Hepatit, AIDS, grip hastalıklarını da virüs dediğimiz mikroorganizmaların yaptığını belirten Dr. Karagözoğlu, "Zika virüs dediğimiz virüslerde eklembacaklılar olarak bilinen sivrisineklerle insanlara ve diğer canlılara bulaştırılırlar. Arbo virüs ailesindeki flavi virüsler tarafından hastalık oluşturulur. Aynı sıtma gibi yani. Bu yüzden zika virüs yeni sıtma mı sorusu dünya kamuoyunu meraklandırıyor" dedi.
"GRİP ZANNEDİLEBİLİR"
"Ani başlayan ateş olur. Üşüme, titreme, terleme eşlik edebilir. Döküntü meydana gelir. Yaygın eklem ağrıları, halsizlik ortaya çıkar. Göz kızarıklığı, gözde batma, yanma gibi konjoktivit belirtileri olur. Döküntü şikayeti dışında grip hastalığı şikayetlerini neredeyse aynı olduğundan gerek hastalar, gerekse doktorlar tarafından grip zannedilebilir" diyen İç Hastalıkları Uzmanı Dr. M. Nafiz Karagözoğlu, bu tip şikâyetleri olan kişilerin hastane veya doktor başvurunda gecikmelerinin doğru olmadığını, hastalıktan şüphelenebilmek için hastaların her türlü seyahat bilgisini, seyahat edenlerle temas bilgisini tam ve doğru vermeleri gerektiğini ifade etti.
Dr. Karagözoğlu, "Şikâyetler yaklaşık olarak 4-7 gün sürer. Döküntü karakteri makülo papüler dediğimiz bazı alanlarda düz, bazı alanlarda deriden kabarık yaygın kızarıklıklar şeklinde olur. Bu nedenle döküntüye dikkat etmek gerekir. Baş ağrısı ve yaygın kas ağrıları olur. Bunlarla birlikte ishal de meydana gelebilir" dedi.
"GEBELER İÇİN RİSK BÜYÜK"
"Zika virüsü, özellikle gebe kadınlara bulaşırsa sakat doğumlara neden olabiliyor" diyerek uyarılarına devam eden Dr. Karagözoğlu, "Bebeklerde beyin yapısı bozulabiliyor. Mikrosefali dediğimiz anatomik olarak küçük kafatası söz konusu olabiliyor. Bu yapısal bozukluk ise ilerde düzelebilecek bir hastalık değil. Bu nedenle tedbirler doğmamış çocukları bile direkt etkiliyor" diye konuştu.

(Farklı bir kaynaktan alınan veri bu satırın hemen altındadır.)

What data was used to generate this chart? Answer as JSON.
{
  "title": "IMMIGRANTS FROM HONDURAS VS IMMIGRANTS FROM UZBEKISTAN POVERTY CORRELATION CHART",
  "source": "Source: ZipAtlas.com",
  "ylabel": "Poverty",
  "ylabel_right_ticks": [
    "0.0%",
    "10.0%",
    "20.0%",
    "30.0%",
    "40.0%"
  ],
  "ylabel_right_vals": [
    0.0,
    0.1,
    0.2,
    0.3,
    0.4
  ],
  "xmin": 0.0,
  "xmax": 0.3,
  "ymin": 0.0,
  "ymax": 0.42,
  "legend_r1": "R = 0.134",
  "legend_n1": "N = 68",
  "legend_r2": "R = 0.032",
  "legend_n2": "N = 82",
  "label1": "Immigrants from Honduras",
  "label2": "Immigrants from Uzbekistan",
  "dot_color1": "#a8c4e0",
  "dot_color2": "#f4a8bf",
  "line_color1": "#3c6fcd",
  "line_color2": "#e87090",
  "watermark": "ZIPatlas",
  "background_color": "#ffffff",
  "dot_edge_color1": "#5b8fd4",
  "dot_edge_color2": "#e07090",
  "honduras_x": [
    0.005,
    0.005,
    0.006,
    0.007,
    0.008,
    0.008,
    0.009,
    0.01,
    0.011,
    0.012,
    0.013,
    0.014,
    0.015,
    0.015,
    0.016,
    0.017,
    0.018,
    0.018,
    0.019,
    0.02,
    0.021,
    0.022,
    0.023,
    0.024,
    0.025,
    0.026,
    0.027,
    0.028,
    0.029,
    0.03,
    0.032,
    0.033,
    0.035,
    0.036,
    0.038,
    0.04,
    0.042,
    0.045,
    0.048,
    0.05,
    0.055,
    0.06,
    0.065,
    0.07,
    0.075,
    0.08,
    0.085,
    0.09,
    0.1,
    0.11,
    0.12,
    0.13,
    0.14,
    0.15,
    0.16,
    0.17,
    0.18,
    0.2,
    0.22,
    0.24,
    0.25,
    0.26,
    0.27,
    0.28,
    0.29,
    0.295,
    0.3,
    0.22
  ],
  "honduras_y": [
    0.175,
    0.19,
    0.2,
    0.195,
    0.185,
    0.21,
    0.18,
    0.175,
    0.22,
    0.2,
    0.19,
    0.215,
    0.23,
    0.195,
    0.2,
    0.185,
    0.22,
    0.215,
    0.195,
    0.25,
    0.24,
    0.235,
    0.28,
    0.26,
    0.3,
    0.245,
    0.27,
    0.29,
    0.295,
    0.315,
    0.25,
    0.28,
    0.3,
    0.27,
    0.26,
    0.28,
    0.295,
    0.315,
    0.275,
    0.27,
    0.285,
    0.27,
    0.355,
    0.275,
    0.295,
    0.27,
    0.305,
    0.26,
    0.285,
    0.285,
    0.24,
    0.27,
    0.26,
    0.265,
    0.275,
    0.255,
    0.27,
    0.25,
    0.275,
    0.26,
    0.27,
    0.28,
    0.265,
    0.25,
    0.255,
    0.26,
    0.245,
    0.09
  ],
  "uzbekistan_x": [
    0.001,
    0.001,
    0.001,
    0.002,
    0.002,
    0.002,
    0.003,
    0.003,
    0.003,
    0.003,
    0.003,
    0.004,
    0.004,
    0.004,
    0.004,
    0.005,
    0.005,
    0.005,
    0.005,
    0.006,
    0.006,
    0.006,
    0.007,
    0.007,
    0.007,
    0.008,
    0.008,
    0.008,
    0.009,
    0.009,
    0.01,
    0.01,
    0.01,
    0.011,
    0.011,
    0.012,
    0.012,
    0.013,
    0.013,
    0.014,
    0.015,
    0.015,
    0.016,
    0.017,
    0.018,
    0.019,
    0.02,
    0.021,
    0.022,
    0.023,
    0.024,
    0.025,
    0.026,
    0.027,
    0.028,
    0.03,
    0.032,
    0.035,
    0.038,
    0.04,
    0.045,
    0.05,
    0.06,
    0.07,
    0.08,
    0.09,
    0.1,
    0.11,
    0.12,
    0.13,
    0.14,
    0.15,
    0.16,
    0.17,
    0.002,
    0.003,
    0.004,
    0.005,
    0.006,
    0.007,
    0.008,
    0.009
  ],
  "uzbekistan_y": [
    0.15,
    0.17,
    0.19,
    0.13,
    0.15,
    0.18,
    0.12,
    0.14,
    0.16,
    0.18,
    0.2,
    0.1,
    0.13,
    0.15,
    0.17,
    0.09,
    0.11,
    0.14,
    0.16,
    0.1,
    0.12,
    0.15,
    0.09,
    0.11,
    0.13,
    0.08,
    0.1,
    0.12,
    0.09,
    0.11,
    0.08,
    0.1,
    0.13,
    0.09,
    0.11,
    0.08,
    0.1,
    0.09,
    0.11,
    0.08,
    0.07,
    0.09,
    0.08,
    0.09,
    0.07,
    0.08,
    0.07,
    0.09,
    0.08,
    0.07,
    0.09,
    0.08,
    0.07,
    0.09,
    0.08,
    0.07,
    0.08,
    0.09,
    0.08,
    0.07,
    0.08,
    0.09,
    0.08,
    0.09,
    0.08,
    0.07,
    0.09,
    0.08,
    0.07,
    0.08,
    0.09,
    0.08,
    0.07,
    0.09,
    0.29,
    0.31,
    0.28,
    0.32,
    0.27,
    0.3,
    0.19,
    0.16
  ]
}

"TEDAVİ EDİCİ ÖZEL BİR İLACI YOK"
Zika virüsü için özel bir tedavi edici ilaç olmadığını söyleyen Dr. Karagözoğlu, "Hedef beden ihtiyaçlarını sağlamak, enfeksiyonla mücadelesine destek vermek ve şikâyetleri kontrol etmeye çalışmaktır. Enfeksiyon sonrası eklenebilecek enfeksiyonlardan korunmak oldukça önemlidir. Beslenmenin devamı, ağrı kesiciler, göz şikâyetlerine yönelik destekleyici tedaviler ve doktor takibi faydalı olacaktır. Önemli olan sivrisineklerin çoğalmasını ve yayılmasını engellemek gerekir. Sulu tarım yapılan yerlerde kontrol oldukça zor olabilir. Su birikintileri, su dolu kaplar, kovalar, çukurlar gibi sivrisineklerin yumurtalarını bırakacağı bölgeleri ortadan kaldırmak gerekir. İlkbahar ve yaz mevsimi bu nedenle hastalığın yayılma hızını arttırabilir" şeklinde konuştu.